As a Vat-due month, May always has high receipts, and this year €3.4bn was collected, up 12pc on the same month last year. This is an indication of consumer confidence, and a higher rate of spending as fears about inflation subside.

With an Exchequer surplus of €0.8bn being recorded to the end of May, compared with a deficit of €0.6bn in the same period last year, there will be huge political pressure from the Government backbenches for Finance Minister Michael McGrath to open the purse strings even more in advance of the general election expected later this year.

Expenditure is already running ahead of targets, however, with €42.9bn spent to the end of May. Gross voted expenditure was €38.8bn, some €5bn ahead of the same period last year, and €1bn ahead of profile.

Sounding a note of caution, Public Expenditure Minister Paschal Donohoe said the current expenditure figures reflect measures that were introduced in last autumn’s budget, such as social welfare increases, but “careful management of spending” by all Government departments was needed.

“This vigilance will ensure that we are able to maintain sustainable public services for our society and is essential in preserving our decision-making flexibility for Budget 2025,” he said.

Mr Donohoe added that capital spending of €3.6bn to the end of May, which was up 52pc on the same period last year, reflected the rollout of the National Development Plan, with “significant strides” being made by the housing and heritage departments.

The Finance Minister, meanwhile, noted that May is an important month for tax revenues, and the positive performance was a welcome indicator of the strength of the economy, with a record 2.71 million people at work, and incomes rising faster than inflation.

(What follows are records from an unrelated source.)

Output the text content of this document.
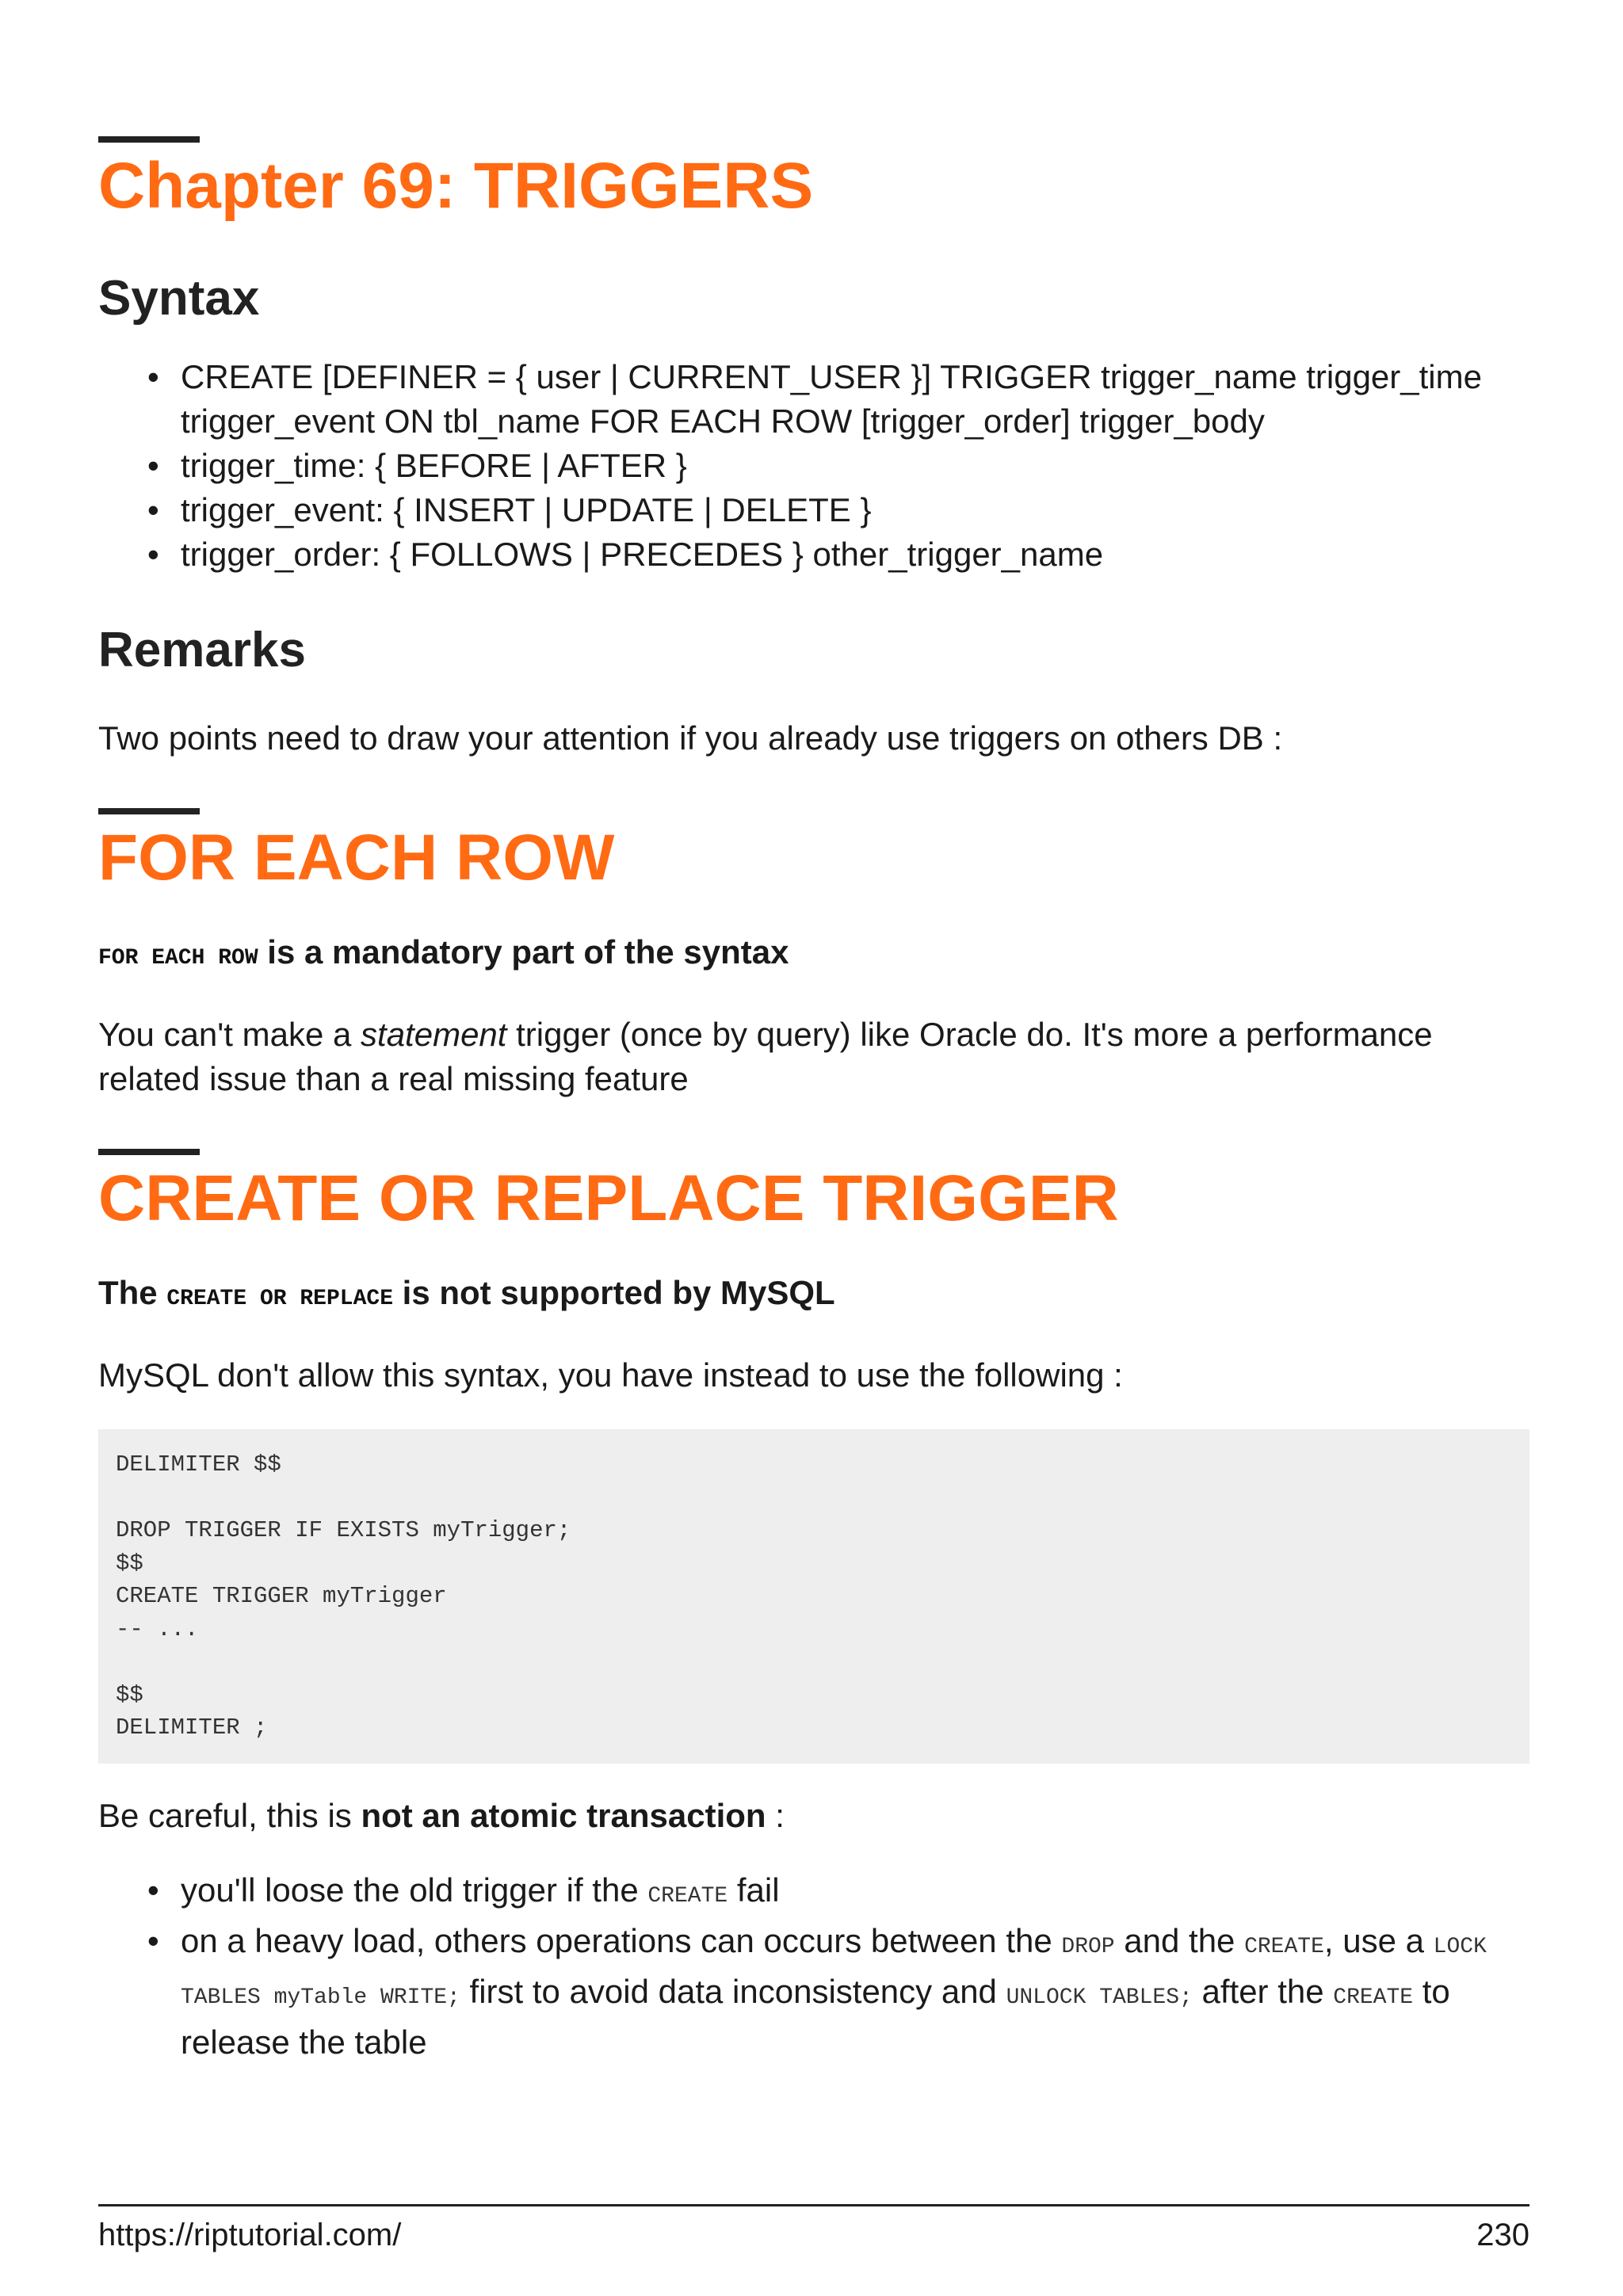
Chapter 69: TRIGGERS
Syntax
• CREATE [DEFINER = { user | CURRENT_USER }] TRIGGER trigger_name trigger_time trigger_event ON tbl_name FOR EACH ROW [trigger_order] trigger_body
• trigger_time: { BEFORE | AFTER }
• trigger_event: { INSERT | UPDATE | DELETE }
• trigger_order: { FOLLOWS | PRECEDES } other_trigger_name
Remarks

Two points need to draw your attention if you already use triggers on others DB :

FOR EACH ROW

FOR EACH ROW is a mandatory part of the syntax

You can't make a statement trigger (once by query) like Oracle do. It's more a performance related issue than a real missing feature

CREATE OR REPLACE TRIGGER

The CREATE OR REPLACE is not supported by MySQL

MySQL don't allow this syntax, you have instead to use the following :

DELIMITER $$

DROP TRIGGER IF EXISTS myTrigger;
$$
CREATE TRIGGER myTrigger
-- ...

$$
DELIMITER ;

Be careful, this is not an atomic transaction :

• you'll loose the old trigger if the CREATE fail
• on a heavy load, others operations can occurs between the DROP and the CREATE, use a LOCK TABLES myTable WRITE; first to avoid data inconsistency and UNLOCK TABLES; after the CREATE to release the table
https://riptutorial.com/	230
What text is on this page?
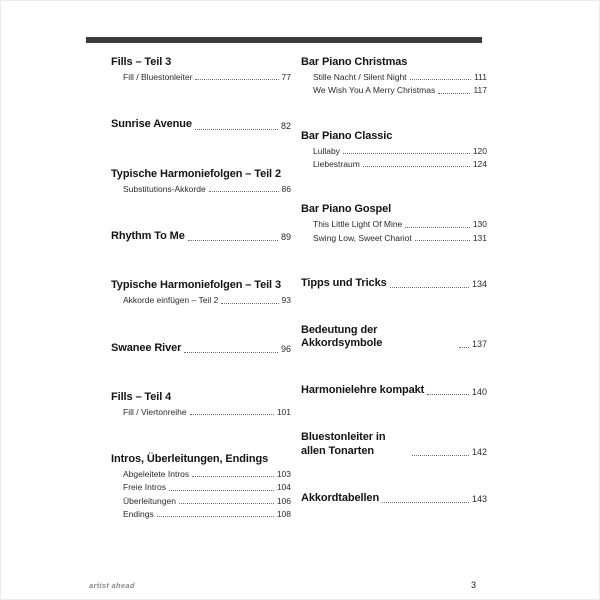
Fills – Teil 3
Fill / Bluestonleiter	77
Sunrise Avenue	82
Typische Harmoniefolgen – Teil 2
Substitutions-Akkorde	86
Rhythm To Me	89
Typische Harmoniefolgen – Teil 3
Akkorde einfügen – Teil 2	93
Swanee River	96
Fills – Teil 4
Fill / Viertonreihe	101
Intros, Überleitungen, Endings
Abgeleitete Intros	103
Freie Intros	104
Überleitungen	106
Endings	108
Bar Piano Christmas
Stille Nacht / Silent Night	111
We Wish You A Merry Christmas	117
Bar Piano Classic
Lullaby	120
Liebestraum	124
Bar Piano Gospel
This Little Light Of Mine	130
Swing Low, Sweet Chariot	131
Tipps und Tricks	134
Bedeutung der Akkordsymbole	137
Harmonielehre kompakt	140
Bluestonleiter in allen Tonarten	142
Akkordtabellen	143
artist ahead	3
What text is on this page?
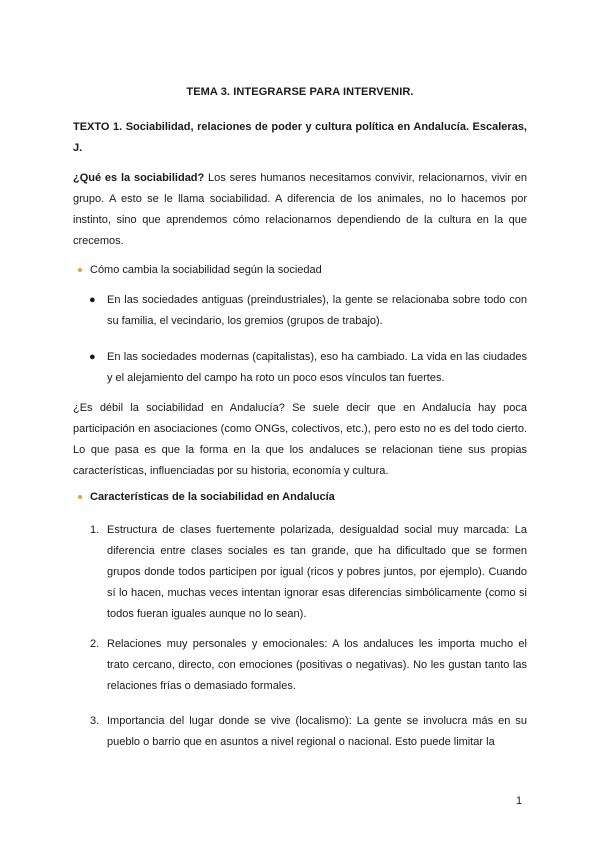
TEMA 3. INTEGRARSE PARA INTERVENIR.
TEXTO 1. Sociabilidad, relaciones de poder y cultura política en Andalucía. Escaleras, J.
¿Qué es la sociabilidad? Los seres humanos necesitamos convivir, relacionarnos, vivir en grupo. A esto se le llama sociabilidad. A diferencia de los animales, no lo hacemos por instinto, sino que aprendemos cómo relacionarnos dependiendo de la cultura en la que crecemos.
Cómo cambia la sociabilidad según la sociedad
● En las sociedades antiguas (preindustriales), la gente se relacionaba sobre todo con su familia, el vecindario, los gremios (grupos de trabajo).
● En las sociedades modernas (capitalistas), eso ha cambiado. La vida en las ciudades y el alejamiento del campo ha roto un poco esos vínculos tan fuertes.
¿Es débil la sociabilidad en Andalucía? Se suele decir que en Andalucía hay poca participación en asociaciones (como ONGs, colectivos, etc.), pero esto no es del todo cierto. Lo que pasa es que la forma en la que los andaluces se relacionan tiene sus propias características, influenciadas por su historia, economía y cultura.
Características de la sociabilidad en Andalucía
1. Estructura de clases fuertemente polarizada, desigualdad social muy marcada: La diferencia entre clases sociales es tan grande, que ha dificultado que se formen grupos donde todos participen por igual (ricos y pobres juntos, por ejemplo). Cuando sí lo hacen, muchas veces intentan ignorar esas diferencias simbólicamente (como si todos fueran iguales aunque no lo sean).
2. Relaciones muy personales y emocionales: A los andaluces les importa mucho el trato cercano, directo, con emociones (positivas o negativas). No les gustan tanto las relaciones frías o demasiado formales.
3. Importancia del lugar donde se vive (localismo): La gente se involucra más en su pueblo o barrio que en asuntos a nivel regional o nacional. Esto puede limitar la
1
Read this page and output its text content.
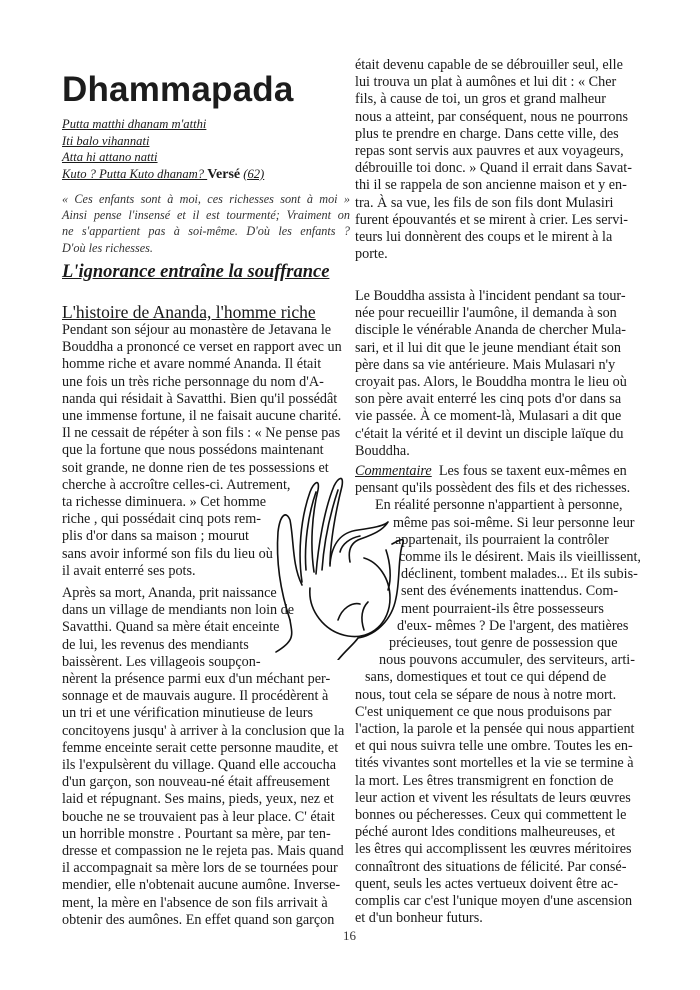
Dhammapada
Putta matthi dhanam m'atthi
Iti balo vihannati
Atta hi attano natti
Kuto ? Putta Kuto dhanam? Versé (62)
« Ces enfants sont à moi, ces richesses sont à moi »
Ainsi pense l'insensé et il est tourmenté; Vraiment on
ne s'appartient pas à soi-même. D'où les enfants ?
D'où les richesses.
L'ignorance entraîne la souffrance
L'histoire de Ananda, l'homme riche
Pendant son séjour au monastère de Jetavana le
Bouddha a prononcé ce verset en rapport avec un
homme riche et avare nommé Ananda. Il était
une fois un très riche personnage du nom d'A-
nanda qui résidait à Savatthi. Bien qu'il possédât
une immense fortune, il ne faisait aucune charité.
Il ne cessait de répéter à son fils : « Ne pense pas
que la fortune que nous possédons maintenant
soit grande, ne donne rien de tes possessions et
cherche à accroître celles-ci. Autrement,
ta richesse diminuera. » Cet homme
riche , qui possédait cinq pots rem-
plis d'or dans sa maison ; mourut
sans avoir informé son fils du lieu où
il avait enterré ses pots.
Après sa mort, Ananda, prit naissance
dans un village de mendiants non loin de
Savatthi. Quand sa mère était enceinte
de lui, les revenus des mendiants
baissèrent. Les villageois soupçon-
nèrent la présence parmi eux d'un méchant per-
sonnage et de mauvais augure. Il procédèrent à
un tri et une vérification minutieuse de leurs
concitoyens jusqu' à arriver à la conclusion que la
femme enceinte serait cette personne maudite, et
ils l'expulsèrent du village. Quand elle accoucha
d'un garçon, son nouveau-né était affreusement
laid et répugnant. Ses mains, pieds, yeux, nez et
bouche ne se trouvaient pas à leur place. C' était
un horrible monstre . Pourtant sa mère, par ten-
dresse et compassion ne le rejeta pas. Mais quand
il accompagnait sa mère lors de se tournées pour
mendier, elle n'obtenait aucune aumône. Inverse-
ment, la mère en l'absence de son fils arrivait à
obtenir des aumônes. En effet quand son garçon
était devenu capable de se débrouiller seul, elle
lui trouva un plat à aumônes et lui dit : « Cher
fils, à cause de toi, un gros et grand malheur
nous a atteint, par conséquent, nous ne pourrons
plus te prendre en charge. Dans cette ville, des
repas sont servis aux pauvres et aux voyageurs,
débrouille toi donc. » Quand il errait dans Savat-
thi il se rappela de son ancienne maison et y en-
tra. À sa vue, les fils de son fils dont Mulasiri
furent épouvantés et se mirent à crier. Les servi-
teurs lui donnèrent des coups et le mirent à la
porte.
Le Bouddha assista à l'incident pendant sa tour-
née pour recueillir l'aumône, il demanda à son
disciple le vénérable Ananda de chercher Mula-
sari, et il lui dit que le jeune mendiant était son
père dans sa vie antérieure. Mais Mulasari n'y
croyait pas. Alors, le Bouddha montra le lieu où
son père avait enterré les cinq pots d'or dans sa
vie passée. À ce moment-là, Mulasari a dit que
c'était la vérité et il devint un disciple laïque du
Bouddha.
Commentaire  Les fous se taxent eux-mêmes en
pensant qu'ils possèdent des fils et des richesses.
En réalité personne n'appartient à personne,
même pas soi-même. Si leur personne leur
appartenait, ils pourraient la contrôler
comme ils le désirent. Mais ils vieillissent,
déclinent, tombent malades... Et ils subis-
sent des événements inattendus. Com-
ment pourraient-ils être possesseurs
d'eux- mêmes ? De l'argent, des matières
précieuses, tout genre de possession que
nous pouvons accumuler, des serviteurs, arti-
sans, domestiques et tout ce qui dépend de
nous, tout cela se sépare de nous à notre mort.
C'est uniquement ce que nous produisons par
l'action, la parole et la pensée qui nous appartient
et qui nous suivra telle une ombre. Toutes les en-
tités vivantes sont mortelles et la vie se termine à
la mort. Les êtres transmigrent en fonction de
leur action et vivent les résultats de leurs œuvres
bonnes ou pécheresses. Ceux qui commettent le
péché auront ldes conditions malheureuses, et
les êtres qui accomplissent les œuvres méritoires
connaîtront des situations de félicité. Par consé-
quent, seuls les actes vertueux doivent être ac-
complis car c'est l'unique moyen d'une ascension
et d'un bonheur futurs.
16
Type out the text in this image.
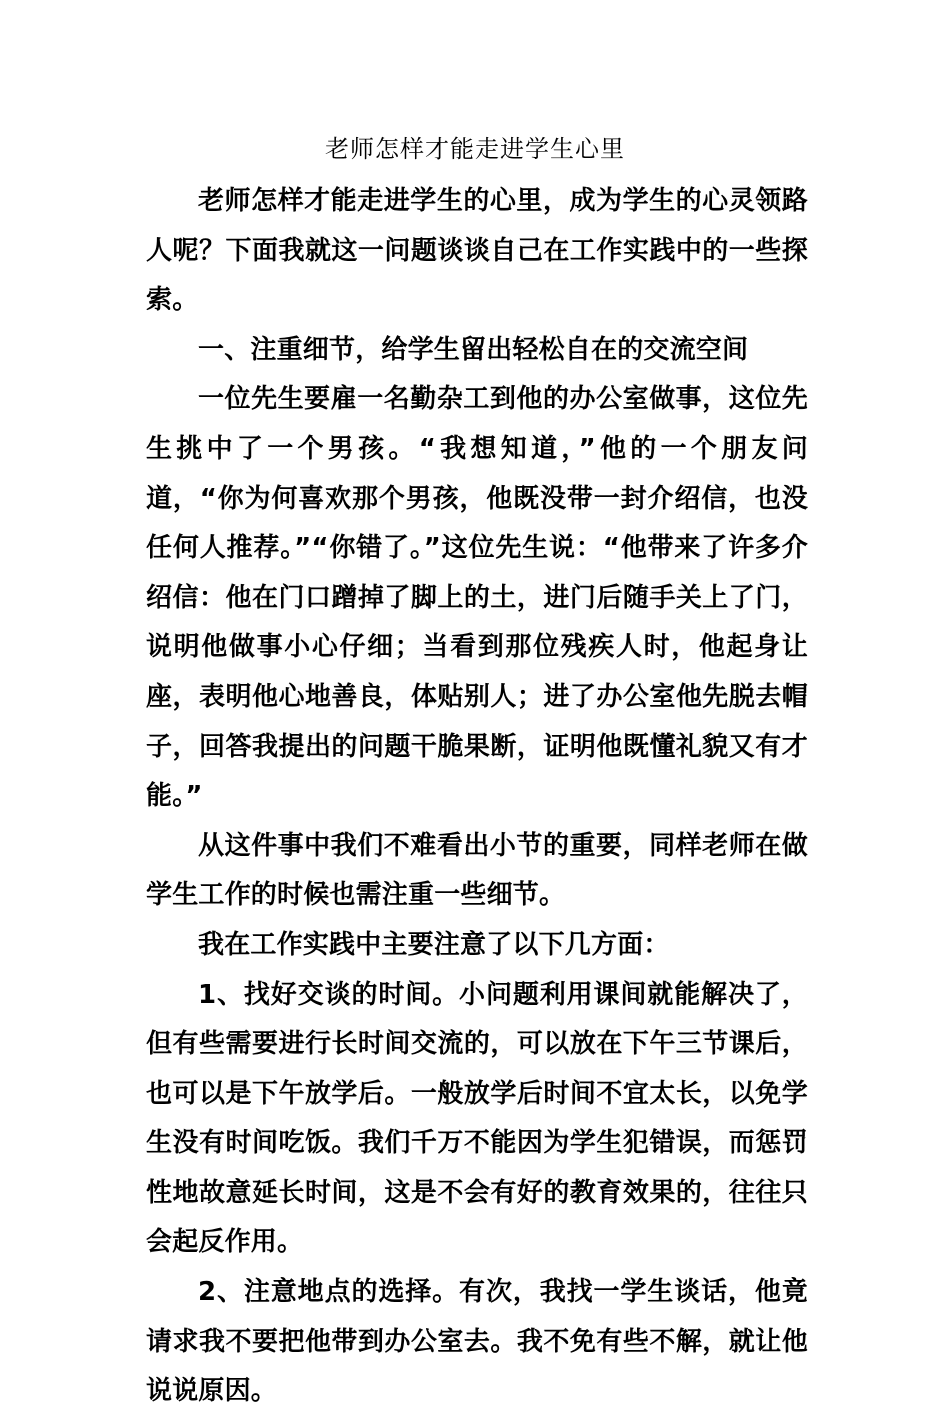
老师怎样才能走进学生心里

老师怎样才能走进学生的心里，成为学生的心灵领路人呢？下面我就这一问题谈谈自己在工作实践中的一些探索。

一、注重细节，给学生留出轻松自在的交流空间

一位先生要雇一名勤杂工到他的办公室做事，这位先生挑中了一个男孩。“我想知道，”他的一个朋友问道，“你为何喜欢那个男孩，他既没带一封介绍信，也没任何人推荐。”“你错了。”这位先生说：“他带来了许多介绍信：他在门口蹭掉了脚上的土，进门后随手关上了门，说明他做事小心仔细；当看到那位残疾人时，他起身让座，表明他心地善良，体贴别人；进了办公室他先脱去帽子，回答我提出的问题干脆果断，证明他既懂礼貌又有才能。”

从这件事中我们不难看出小节的重要，同样老师在做学生工作的时候也需注重一些细节。

我在工作实践中主要注意了以下几方面：

1、找好交谈的时间。小问题利用课间就能解决了，但有些需要进行长时间交流的，可以放在下午三节课后，也可以是下午放学后。一般放学后时间不宜太长，以免学生没有时间吃饭。我们千万不能因为学生犯错误，而惩罚性地故意延长时间，这是不会有好的教育效果的，往往只会起反作用。

2、注意地点的选择。有次，我找一学生谈话，他竟请求我不要把他带到办公室去。我不免有些不解，就让他说说原因。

Noting the increase in corporation tax, Mr McGrath nevertheless warned that the volatility in the figures is “yet more evidence of the unreliability of these highly concentrated receipts”, and the risks this poses to the national finances.

“The fact that we are highly dependent for a large portion of our corporate tax receipts on a very small number of companies requires a decisive policy response to ensure our public finances are sustainable into the future,” Mr McGrath said.

He added that the vulnerability underscores the importance of continuing to pursue a balanced and sustainable budgetary policy. “With this in mind, Government will set out the fiscal parameters for Budget 2025 in the Summer Economic Statement in the coming weeks.”